According to the Department of Energy, there are approximately 41,400 EV charging stations in the United States. Fewer than 5,000 are fast chargers. According to GasBuddy, this corresponds to more than 136,400 filling stations.

“The answer isn’t one size fits all,” ChargePoint CEO Pasquale Romano told CNBC. “You need a whole universe of charging infrastructures that are easy to use and accessible for the various scenarios.”

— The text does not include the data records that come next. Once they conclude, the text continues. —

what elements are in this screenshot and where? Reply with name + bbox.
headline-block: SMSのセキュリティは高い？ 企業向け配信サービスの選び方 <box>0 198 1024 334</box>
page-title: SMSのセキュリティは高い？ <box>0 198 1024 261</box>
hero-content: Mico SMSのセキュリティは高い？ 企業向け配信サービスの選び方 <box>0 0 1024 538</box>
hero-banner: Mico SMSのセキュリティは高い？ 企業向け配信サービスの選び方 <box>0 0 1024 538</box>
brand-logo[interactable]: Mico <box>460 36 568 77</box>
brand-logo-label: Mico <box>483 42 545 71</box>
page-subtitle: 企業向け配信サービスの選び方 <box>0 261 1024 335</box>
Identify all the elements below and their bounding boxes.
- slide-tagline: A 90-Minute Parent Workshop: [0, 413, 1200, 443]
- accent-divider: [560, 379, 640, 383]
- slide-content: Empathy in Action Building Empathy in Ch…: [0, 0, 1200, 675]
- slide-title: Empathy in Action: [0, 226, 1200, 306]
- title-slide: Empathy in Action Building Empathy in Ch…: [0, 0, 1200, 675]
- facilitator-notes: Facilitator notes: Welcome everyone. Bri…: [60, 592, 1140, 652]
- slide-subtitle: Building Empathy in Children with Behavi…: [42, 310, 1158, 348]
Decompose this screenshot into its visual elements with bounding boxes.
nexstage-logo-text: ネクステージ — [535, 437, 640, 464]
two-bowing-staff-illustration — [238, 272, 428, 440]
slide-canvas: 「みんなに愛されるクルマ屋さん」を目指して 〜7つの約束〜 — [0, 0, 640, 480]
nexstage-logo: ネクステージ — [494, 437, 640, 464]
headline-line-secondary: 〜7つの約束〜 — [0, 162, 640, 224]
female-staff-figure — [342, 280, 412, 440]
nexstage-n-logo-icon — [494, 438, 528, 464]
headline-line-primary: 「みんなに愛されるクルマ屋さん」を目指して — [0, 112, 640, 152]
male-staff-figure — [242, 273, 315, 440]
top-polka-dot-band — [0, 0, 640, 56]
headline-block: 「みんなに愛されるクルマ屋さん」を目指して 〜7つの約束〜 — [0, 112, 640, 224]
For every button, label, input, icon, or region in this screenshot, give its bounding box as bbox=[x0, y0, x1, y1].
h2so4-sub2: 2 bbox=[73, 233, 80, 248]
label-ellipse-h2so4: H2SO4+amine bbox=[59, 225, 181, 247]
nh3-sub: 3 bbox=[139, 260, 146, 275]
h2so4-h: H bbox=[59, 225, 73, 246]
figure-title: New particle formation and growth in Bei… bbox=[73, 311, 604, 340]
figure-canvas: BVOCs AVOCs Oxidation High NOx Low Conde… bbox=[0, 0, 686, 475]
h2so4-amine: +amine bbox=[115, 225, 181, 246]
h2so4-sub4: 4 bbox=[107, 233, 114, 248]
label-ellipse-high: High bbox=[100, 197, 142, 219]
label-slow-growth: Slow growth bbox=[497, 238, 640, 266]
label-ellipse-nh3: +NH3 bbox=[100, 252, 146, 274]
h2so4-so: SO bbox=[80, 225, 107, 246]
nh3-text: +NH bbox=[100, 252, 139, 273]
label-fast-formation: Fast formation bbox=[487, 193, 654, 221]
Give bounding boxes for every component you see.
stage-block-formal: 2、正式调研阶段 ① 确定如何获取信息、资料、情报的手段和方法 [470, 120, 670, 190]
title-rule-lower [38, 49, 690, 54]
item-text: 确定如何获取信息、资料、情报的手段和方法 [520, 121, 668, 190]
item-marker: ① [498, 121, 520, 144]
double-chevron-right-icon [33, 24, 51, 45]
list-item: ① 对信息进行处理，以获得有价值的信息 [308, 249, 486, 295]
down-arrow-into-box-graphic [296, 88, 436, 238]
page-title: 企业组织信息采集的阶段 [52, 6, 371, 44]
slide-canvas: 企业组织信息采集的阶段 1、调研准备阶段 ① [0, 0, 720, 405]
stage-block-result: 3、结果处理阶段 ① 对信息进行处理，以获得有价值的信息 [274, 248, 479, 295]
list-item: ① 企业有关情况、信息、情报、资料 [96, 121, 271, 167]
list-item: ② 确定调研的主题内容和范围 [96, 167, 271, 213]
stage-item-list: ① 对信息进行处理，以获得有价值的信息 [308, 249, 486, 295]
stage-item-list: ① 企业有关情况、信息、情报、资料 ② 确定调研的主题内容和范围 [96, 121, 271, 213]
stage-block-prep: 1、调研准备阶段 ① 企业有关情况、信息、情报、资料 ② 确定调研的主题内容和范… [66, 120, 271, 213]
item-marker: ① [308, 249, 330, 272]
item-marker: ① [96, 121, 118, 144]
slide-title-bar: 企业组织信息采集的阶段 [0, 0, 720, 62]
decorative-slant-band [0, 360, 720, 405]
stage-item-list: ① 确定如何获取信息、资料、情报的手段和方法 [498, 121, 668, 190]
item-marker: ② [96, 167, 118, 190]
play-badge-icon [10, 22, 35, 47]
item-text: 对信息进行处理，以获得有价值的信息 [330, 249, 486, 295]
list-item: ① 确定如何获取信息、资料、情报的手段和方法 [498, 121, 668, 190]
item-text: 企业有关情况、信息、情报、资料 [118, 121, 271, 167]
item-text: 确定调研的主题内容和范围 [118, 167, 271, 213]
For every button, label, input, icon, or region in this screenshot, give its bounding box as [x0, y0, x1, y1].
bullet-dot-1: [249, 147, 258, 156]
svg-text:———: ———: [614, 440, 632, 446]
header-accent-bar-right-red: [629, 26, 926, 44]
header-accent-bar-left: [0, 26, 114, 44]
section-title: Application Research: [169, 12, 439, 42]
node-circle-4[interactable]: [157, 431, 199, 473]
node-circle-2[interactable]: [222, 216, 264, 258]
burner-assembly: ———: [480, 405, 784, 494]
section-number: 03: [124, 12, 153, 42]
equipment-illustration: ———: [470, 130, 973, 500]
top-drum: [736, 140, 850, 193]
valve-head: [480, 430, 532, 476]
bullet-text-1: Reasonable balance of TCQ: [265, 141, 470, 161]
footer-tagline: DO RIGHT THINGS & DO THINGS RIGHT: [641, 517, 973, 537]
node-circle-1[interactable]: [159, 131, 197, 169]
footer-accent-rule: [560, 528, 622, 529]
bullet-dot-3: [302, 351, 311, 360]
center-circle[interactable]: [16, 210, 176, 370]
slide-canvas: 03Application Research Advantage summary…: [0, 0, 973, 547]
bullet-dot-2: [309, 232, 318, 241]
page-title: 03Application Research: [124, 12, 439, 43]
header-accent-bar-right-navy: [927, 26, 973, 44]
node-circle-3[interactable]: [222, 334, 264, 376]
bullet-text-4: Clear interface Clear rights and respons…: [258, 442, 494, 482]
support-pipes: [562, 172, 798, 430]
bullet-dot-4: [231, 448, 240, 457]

Fee suppliers and operators have largely focused their infrastructure on destinations in urban and suburban areas such as grocery stores and other places where shopping is frequent. Companies consider it a tie for EV owners. There is also a growing demand for additional fast chargers between major cities to enable faster and longer journeys for electric vehicles. Tesla has been building such a network for its owners for nearly a decade.

‘Peanut Butter and Jam’

GM is committed to releasing 30 or more electric vehicles by 2025 as part of a $ 27 billion investment in electric and autonomous vehicles. It’s also one of many companies, as well as Volkswagen and Volvo, that announce plans to become an all-EV company.

“We are starting this year at a turning point for electric vehicles and a turning point for sustainability, inclusion and growth,” said Mary Barra, CEO of GM, at a JPMorgan Securities conference Thursday.

Public chargers are needed to power these vehicles, but companies like EVgo need charging fees to justify their business. Many have described it as a “chicken and egg” scenario that is needed first. Levy, who served as deputy chief of staff in the Department of Energy under the Obama administration, calls it “peanut butter and jelly” instead.

“It’s not ‘chicken and eggs’ because we’re not starting from scratch,” he said. “We need to recharge, we have electric vehicles. It’s not what comes first. It’s peanut butter and jelly because we need to expand these things in a complementary way.”

About 30% of Americans do not have access to home or work charges that require future electric vehicles to be charged, according to Levy.

According to IHS Markit for 2020, electric vehicles accounted for just 1.8% of new light commercial vehicle registrations in the US. AlixPartners expects 18 million electric vehicles to be on US roads by the end of 2030.

Business models

EVgo, which plans to go public in the second quarter as part of a $ 2.6 billion SPAC deal, owns and operates more than 800 charging stations in 67 major markets in 34 states. The company’s business model is different from ChargePoint, which sells stations to businesses and other entities and then charges them subscription fees to be part of their network.

“We are essentially crowdfunding for the driver, one company at a time, the largest network of EV chargers in the region for them, and they see everything as one network through our mobile application,” said Romano of ChargePoint. “Everything tells ChargePoint that we don’t own any of this. It just looks like we own the driver and that’s what we want is to create a model where every company does their part.”

A Tesla Inc. vehicle is charged at a charging station in San Mateo, California, United States on Tuesday, September 22, 2020.

David Paul Morris | Bloomberg | Getty Images

ChargePoint is Cowen’s “top pick” for the recharge market, which the investment firm believes will have a total addressable market of approximately $ 27 billion by 2040. The company went under a SPAC contract with Switchback Energy Acquisition Corp. on March 1. on the stock exchange.

While Cowen is largely new to public investors, Cowen believes “the sector is poised for tremendous growth and value added backed by a big, strong unit economy and recurring revenue,” according to an EV charging report beginning this month.

But that growth must go hand in hand with electric vehicle sales, incentives and investment from various sources, including the federal government, according to official figures.

“Right now, you absolutely need government funding at some level,” said Wakefield. “The reality is that automakers don’t have the money. The utilities have some of the money, but the business case isn’t there. It’s so expensive.”